Jules Holroyd argues in her paper ‘Implicit Bias, Awareness and Imperfect Cognitions’ (blog post summary here), that one can and should have observational awareness of the effects of implicitly biased behaviours. If one has observational awareness, one is aware that one’s behaviour has some morally undesirable property, for example, the property of being discriminatory. She also suggests that whether or not people are responsible for their actions guided by implicit biases may be informed by the relationship between such biases and other imperfect cognitions (e.g., failures of attentiveness and self-deception).

In their paper ‘Can Evolution get us off the Hook? Evaluating the Ecological Defence of Human Rationality’ (blog post summary here), Maarten Boudry, Michael Vlerick, and Ryan McKay ask whether human reasoners can be exculpated of their irrationality via ecological considerations. They argue that though some reasoning heuristics might have local adaptiveness, this is not an indicator of such heuristics being epistemically rational.
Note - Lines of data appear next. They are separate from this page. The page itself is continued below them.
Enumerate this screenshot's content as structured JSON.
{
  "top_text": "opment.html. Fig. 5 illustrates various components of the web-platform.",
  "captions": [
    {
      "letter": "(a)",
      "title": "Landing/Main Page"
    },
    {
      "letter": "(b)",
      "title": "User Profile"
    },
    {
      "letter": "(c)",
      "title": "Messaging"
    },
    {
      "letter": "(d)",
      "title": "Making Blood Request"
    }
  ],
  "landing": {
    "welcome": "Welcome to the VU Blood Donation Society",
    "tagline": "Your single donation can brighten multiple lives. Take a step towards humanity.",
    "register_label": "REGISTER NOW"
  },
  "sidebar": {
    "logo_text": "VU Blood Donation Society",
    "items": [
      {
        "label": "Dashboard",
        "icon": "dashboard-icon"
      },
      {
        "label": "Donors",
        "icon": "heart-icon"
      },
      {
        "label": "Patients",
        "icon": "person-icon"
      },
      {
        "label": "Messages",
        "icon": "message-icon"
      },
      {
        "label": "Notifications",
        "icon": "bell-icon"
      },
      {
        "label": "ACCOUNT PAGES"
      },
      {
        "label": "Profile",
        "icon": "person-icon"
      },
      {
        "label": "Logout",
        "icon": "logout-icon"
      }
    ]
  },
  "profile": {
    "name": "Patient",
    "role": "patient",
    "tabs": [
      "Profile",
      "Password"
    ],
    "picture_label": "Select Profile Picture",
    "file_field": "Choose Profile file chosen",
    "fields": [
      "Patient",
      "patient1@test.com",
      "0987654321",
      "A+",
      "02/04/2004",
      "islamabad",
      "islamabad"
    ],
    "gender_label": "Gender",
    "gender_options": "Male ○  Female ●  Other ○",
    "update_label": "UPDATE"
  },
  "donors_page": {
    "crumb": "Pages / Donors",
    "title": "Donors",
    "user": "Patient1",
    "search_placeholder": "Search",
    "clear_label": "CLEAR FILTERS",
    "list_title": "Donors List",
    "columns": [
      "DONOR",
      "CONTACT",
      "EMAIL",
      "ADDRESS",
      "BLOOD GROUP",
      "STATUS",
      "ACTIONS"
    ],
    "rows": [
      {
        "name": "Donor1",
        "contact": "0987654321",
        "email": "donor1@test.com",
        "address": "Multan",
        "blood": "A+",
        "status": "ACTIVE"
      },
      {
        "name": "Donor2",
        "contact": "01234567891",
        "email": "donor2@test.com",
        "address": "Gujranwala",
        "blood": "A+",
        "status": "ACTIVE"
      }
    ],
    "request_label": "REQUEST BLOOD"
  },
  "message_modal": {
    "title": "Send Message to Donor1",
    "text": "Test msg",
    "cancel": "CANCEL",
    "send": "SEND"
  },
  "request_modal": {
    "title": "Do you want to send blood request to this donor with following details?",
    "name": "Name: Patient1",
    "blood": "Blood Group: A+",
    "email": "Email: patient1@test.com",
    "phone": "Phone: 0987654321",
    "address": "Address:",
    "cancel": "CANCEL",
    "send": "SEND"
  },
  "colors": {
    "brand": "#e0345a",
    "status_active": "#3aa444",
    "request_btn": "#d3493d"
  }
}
Jordi Fernández defends the possibility of beneficial memory distortion in his paper ‘What are the Benefits of Memory Distortion?’ (blog post summary here). He looks at two forms of distorted memory: observer memories, and fabricated memories, and asks whether they can be adaptive. Looking at these kinds of memory distortion brings to light an interesting result: if we are narrative function theorists about memories, observer memories and fabricated memories do not count as distorted, due to their pragmatic benefits. If we are preservative theorists about memories, observer memories and fabricated memories do not have benefits, because only epistemic benefits count. Jordi concludes that these two cases demonstrate that we should take an inclusive approach to the functions of memory.

In my paper ‘Implicit Bias, Confabulation, and Epistemic Innocence’ (blog post summary here), I explore the nature of confabulatory explanations of action guided by implicit bias. I frame my discussion with two imaginary cases: that of Roger, whose implicit bias against women guides his decision not to invite a good (female) candidate to interview, and that of Sylvia, whose implicit bias against black people guides her action in crossing the road upon seeing a (non-threatening) black man. I argued that sometimes confabulatory explanations of decisions or actions guided by implicit bias can be epistemically innocent, and that when we are evaluating confabulatory explanations, we ought to take into account the context in which they occur.

In his paper ‘Delusions as Harmful Malfunctioning Beliefs’ (blog post summary here), Kengo Miyazono gives a positive account of the pathological nature of delusional beliefs. He defends a Wakefieldian account of delusional belief according to which delusions are harmful beliefs producing by malfunctioning psychological mechanisms. Delusions are pathological because they involve a harmful biological malfunction, they are produced in a biologically abnormal way.

Finally, Martin Conway and Catherine Loveday in their paper ‘Remembering, Imaginings, False Memories and Personal Meanings’ (blog post summary here), suggest that false memories can carry significant benefits. Drawing on empirical work on memory, they argue against the preservative function of memory in favour of a view which has it that memories and imagined events are constructed in a similar way, via the ‘remembering–imagining system’. They conclude that the main function of memory is to provide agents with an understanding of the world which will allow them to adapt to it, via the generation of personal meanings.


As Lisa and I note in our Introduction, we think that the eight papers collected in this issue initiate a much needed interdisciplinary dialogue on imperfect cognitions and their costs and benefits as they occur in the clinical and non-clinical populations.